Because of the ability of CHP to help save lives, reduce costs and pollution, withstand extreme weather, and operate during blackouts, its adoption should be encouraged at all medical facilities and other buildings that provide critical services to communities.

However, health care facilities face financial barriers to investing in these systems. Improving the ITC for industrial energy efficiency can go a long way toward increasing adoption of CHP. Currently the credit is limited to 10 percent for the first 15 MW of a project’s total size. These limits prevent large industrial users such as medical facilities from accessing the tax incentive.
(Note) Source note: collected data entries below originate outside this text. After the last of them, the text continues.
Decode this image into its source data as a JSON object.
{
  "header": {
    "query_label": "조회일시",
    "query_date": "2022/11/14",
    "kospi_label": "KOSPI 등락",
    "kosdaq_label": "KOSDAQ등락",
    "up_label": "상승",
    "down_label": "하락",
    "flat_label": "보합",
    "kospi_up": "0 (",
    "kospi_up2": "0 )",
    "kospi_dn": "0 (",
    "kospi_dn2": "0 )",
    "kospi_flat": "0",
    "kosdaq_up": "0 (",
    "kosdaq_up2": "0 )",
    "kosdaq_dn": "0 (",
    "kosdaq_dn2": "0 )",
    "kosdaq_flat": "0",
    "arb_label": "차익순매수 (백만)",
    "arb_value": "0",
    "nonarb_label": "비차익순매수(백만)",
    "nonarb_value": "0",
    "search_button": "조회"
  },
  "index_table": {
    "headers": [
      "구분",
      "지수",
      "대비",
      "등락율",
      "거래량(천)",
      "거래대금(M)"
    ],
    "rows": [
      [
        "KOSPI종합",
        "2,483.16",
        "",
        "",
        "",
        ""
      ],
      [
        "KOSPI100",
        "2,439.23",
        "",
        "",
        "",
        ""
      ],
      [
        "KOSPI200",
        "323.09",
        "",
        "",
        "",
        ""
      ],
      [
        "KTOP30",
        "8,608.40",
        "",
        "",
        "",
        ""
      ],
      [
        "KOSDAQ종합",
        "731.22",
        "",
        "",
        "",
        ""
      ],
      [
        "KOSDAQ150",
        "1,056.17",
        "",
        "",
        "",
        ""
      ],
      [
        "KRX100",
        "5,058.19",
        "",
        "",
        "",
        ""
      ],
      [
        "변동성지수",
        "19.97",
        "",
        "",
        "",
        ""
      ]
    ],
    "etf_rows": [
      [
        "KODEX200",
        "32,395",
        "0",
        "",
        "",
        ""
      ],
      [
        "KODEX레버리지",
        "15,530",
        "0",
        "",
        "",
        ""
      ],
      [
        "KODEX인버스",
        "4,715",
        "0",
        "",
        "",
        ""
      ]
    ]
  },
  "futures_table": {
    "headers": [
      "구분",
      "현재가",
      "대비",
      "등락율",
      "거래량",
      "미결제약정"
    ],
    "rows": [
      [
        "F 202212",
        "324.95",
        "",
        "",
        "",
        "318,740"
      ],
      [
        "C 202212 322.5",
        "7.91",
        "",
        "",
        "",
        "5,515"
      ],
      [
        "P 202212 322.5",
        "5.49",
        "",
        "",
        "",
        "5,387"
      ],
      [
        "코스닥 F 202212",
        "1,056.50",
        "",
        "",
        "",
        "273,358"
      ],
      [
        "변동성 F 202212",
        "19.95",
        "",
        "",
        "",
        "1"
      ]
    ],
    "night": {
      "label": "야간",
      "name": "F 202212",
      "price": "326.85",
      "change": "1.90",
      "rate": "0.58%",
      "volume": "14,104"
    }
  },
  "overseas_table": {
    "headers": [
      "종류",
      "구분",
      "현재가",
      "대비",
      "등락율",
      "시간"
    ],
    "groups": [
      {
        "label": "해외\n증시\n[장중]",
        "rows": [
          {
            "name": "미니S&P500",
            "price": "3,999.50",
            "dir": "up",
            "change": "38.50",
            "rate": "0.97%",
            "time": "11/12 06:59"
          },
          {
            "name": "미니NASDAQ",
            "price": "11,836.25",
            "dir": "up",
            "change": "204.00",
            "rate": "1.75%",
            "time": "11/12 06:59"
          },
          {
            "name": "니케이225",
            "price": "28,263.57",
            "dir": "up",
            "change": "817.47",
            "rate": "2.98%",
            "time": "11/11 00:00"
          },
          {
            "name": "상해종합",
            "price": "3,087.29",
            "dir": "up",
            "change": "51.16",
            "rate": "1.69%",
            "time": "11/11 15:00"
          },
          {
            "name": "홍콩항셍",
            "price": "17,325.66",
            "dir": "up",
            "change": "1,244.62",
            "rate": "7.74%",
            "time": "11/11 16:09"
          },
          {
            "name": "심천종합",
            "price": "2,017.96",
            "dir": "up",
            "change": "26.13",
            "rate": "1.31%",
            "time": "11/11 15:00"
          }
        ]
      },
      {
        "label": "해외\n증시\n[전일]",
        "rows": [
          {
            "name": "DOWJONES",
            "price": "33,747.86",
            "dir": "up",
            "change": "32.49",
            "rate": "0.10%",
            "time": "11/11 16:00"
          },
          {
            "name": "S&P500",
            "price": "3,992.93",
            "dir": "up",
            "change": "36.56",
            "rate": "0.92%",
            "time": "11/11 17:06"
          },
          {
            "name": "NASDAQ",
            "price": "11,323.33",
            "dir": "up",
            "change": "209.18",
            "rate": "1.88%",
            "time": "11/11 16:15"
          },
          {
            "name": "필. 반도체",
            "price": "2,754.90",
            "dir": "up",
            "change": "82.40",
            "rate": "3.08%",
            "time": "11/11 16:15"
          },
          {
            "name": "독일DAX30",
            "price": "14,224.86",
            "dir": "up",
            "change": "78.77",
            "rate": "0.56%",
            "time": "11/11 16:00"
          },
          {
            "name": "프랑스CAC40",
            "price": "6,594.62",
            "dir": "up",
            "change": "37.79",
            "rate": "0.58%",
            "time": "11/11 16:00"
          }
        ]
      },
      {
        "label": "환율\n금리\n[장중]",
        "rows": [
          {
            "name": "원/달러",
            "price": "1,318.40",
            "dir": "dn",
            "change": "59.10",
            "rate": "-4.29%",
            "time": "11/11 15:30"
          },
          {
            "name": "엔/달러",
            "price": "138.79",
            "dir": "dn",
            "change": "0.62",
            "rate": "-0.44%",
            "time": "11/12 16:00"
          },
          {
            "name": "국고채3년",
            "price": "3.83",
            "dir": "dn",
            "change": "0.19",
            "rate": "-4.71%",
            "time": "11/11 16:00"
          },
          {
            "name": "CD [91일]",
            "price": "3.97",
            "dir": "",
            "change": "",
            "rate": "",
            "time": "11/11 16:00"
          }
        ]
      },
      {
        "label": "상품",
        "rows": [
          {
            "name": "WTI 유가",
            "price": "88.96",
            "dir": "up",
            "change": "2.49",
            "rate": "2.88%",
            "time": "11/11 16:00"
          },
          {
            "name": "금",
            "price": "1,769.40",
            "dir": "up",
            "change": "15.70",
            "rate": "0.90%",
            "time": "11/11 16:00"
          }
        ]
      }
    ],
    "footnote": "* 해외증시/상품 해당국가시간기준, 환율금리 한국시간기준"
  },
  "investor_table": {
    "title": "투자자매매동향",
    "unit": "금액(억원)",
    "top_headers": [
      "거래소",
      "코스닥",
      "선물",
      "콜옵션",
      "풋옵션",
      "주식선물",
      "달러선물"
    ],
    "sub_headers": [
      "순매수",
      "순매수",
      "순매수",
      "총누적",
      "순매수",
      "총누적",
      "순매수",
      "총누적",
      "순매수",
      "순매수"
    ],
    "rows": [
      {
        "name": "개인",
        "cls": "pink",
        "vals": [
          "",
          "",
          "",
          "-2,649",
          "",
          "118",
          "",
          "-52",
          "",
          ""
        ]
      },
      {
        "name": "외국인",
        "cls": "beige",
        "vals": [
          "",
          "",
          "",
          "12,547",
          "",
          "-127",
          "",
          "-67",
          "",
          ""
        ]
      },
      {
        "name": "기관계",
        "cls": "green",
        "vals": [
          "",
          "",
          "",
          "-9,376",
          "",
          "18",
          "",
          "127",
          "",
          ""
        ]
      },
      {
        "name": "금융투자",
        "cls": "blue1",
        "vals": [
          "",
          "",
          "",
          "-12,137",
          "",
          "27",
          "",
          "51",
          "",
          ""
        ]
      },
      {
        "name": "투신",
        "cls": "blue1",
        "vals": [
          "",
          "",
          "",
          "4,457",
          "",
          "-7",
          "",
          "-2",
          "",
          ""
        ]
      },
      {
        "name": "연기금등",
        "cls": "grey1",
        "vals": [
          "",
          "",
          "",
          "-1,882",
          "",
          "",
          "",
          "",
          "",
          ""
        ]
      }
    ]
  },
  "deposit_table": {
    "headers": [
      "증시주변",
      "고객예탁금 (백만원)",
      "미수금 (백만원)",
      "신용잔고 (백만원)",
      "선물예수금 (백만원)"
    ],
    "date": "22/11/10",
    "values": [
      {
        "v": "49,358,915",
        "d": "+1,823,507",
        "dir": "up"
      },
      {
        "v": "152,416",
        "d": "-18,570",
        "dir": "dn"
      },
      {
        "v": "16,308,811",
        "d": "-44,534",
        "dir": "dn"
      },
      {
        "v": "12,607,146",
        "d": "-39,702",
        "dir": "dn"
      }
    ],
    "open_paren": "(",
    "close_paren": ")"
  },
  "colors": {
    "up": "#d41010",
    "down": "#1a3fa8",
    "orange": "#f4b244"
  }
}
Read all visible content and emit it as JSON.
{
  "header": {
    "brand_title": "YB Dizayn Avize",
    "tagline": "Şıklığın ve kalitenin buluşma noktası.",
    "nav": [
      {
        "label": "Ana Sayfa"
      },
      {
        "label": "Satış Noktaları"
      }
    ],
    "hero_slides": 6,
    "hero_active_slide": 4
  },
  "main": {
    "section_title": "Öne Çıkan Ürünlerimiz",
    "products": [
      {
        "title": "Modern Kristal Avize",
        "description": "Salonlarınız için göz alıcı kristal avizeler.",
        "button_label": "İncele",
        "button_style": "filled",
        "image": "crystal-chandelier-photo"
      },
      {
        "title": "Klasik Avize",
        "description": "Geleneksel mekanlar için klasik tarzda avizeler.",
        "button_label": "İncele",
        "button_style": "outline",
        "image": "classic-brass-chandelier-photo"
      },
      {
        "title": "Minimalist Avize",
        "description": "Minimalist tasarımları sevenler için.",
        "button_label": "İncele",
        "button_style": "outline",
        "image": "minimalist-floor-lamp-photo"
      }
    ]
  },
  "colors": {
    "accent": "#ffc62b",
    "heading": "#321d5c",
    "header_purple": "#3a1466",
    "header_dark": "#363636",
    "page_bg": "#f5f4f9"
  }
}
With small modifications to the ITC, such as removing restrictions and setting flexible incentives, more major energy users could install these systems, making them more efficient, productive, and competitive.


  1. Boston Green Ribbon Commission and Health Care Without Harm, Powering the Future of Health Care: Financial and Operational Resilience: A Combined Heat and Power Guide for Massachusetts Hospital Decision Makers (2013),
  2. Jason Oliva, “Nursing Home Resident Mortality Rates Skyrocket 218% Following Evacuation,” Senior Housing News, Nov. 28, 2012,
  3. Boston Green Ribbon Commission and Health Care Without Harm, Powering the Future of Health Care.
  4. Department of Housing and Urban Development, “Hurricane Sandy Rebuilding Task Force Releases Rebuilding Strategy,” news release, Aug. 19, 2013,
  5. Boston Green Ribbon Commission and Health Care Without Harm, Powering the Future of Health Care.
  6. Ibid.
  7. Ibid.
  8. Ibid.
  9. U.S. Department of Energy, U.S. Department of Housing and Urban Development, U.S. Environmental Protection Agency, Guide to Using Combined Heat and Power for Enhancing Reliability and Resiliency in Buildings (2013), manufacturing/ distributedenergy/pdfs/ chp_for_reliability_guidance.pdf.